Astounding numbers, but what's behind them? What's going on here? How does one account for Covey's sustained fame, his reach, his effectiveness?
One could start by asking the man himself. "It's not Stephen Covey," he insisted one day last spring during a break in an all-day appearance at Caesar's Palace, in Las Vegas, "at all. It's the principles." Well, sure, but Dale Carnegie, in How to Win Friends and Influence People, referred to principles, too, and for the same reason Covey does. A principle is genuine, true, forever; it's the opposite of a fad, which, if you're Covey or Carnegie -- or Napoleon Hill, Norman Vincent Peale, Ken Blanchard, Tony Robbins, Tom Peters, Peter Drucker, Peter Senge, or anyone else in the crowded business-self-help field -- is definitely not what you're about, you hope.

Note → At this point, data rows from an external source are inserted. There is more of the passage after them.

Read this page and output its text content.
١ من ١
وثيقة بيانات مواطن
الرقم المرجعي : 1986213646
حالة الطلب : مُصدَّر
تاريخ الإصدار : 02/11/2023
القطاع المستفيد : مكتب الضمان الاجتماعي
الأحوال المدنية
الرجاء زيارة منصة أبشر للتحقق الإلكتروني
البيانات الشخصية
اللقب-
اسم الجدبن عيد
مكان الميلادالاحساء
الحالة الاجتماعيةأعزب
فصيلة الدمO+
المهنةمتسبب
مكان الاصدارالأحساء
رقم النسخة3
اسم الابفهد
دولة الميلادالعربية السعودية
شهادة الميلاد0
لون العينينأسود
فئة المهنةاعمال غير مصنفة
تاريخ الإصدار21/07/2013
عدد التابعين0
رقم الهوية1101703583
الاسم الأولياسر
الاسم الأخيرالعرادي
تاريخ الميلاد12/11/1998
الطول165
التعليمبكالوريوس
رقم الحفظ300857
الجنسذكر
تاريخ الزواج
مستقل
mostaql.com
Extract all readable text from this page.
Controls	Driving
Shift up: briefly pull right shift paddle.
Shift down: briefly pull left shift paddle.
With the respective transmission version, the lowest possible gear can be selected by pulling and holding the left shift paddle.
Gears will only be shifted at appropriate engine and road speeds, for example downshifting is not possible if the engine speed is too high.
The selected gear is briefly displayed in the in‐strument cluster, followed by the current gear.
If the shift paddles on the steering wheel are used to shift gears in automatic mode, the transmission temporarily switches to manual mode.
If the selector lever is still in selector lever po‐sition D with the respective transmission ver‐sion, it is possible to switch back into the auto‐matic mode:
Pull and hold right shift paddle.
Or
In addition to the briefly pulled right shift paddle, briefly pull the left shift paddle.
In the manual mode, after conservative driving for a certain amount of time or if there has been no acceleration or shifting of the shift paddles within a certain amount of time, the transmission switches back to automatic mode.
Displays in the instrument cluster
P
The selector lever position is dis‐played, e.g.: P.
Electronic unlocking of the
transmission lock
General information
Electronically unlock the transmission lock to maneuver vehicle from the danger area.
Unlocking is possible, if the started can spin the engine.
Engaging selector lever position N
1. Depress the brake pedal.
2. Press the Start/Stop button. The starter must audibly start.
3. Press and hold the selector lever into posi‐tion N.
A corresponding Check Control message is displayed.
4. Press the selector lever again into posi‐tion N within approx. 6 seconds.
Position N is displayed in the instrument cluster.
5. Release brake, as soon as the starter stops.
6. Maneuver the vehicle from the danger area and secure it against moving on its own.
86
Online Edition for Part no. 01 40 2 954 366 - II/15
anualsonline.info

Is it the power of his prose? Hardly. While millions admire Covey, scarcely anyone enjoys reading his books. Some blame themselves ("I've had only a year of college"), but it's not their fault. The Seven Habits is a punishing read: the charts, the arrows, the mind-numbing calls to "Be Proactive!" "Think Win/Win!" and "Synergize!" It can't possibly be his personality. He's a celebrity now, which induces a glow (set off nicely by the excellent suits he wears). But really, Covey has as much native charisma as the proverbial dentist. Even one of his biggest fans, John McCormack, CEO of Visible Changes, a $30-million chain of hair salons based in Houston, concedes that Covey live can be "boring and bad."
Covey's influence might be easier to parse if there were anything like a recognizable Covey school of management, but there is not. Widely different organizations -- Shell Oil, Yarnell's Ice Cream, the United Auto Workers, the U.S. Postal Service, the entire city of Columbus, Ind. -- have embraced Covey for reasons as different as those organizations are to begin with; and after the embrace, they're still different. Covey is not the father -- in the way W. Edwards Deming is, for example -- of a management system. He is not a subject taught at Harvard Business School. Covey is more likely to show up on "Oprah" than in the Wall Street Journal. What happens between Covey and his readers, it seems, is personal and therefore subjective. "Covey's not a productivity tool so much as he's an awakening tool" is how McCormack describes his appeal.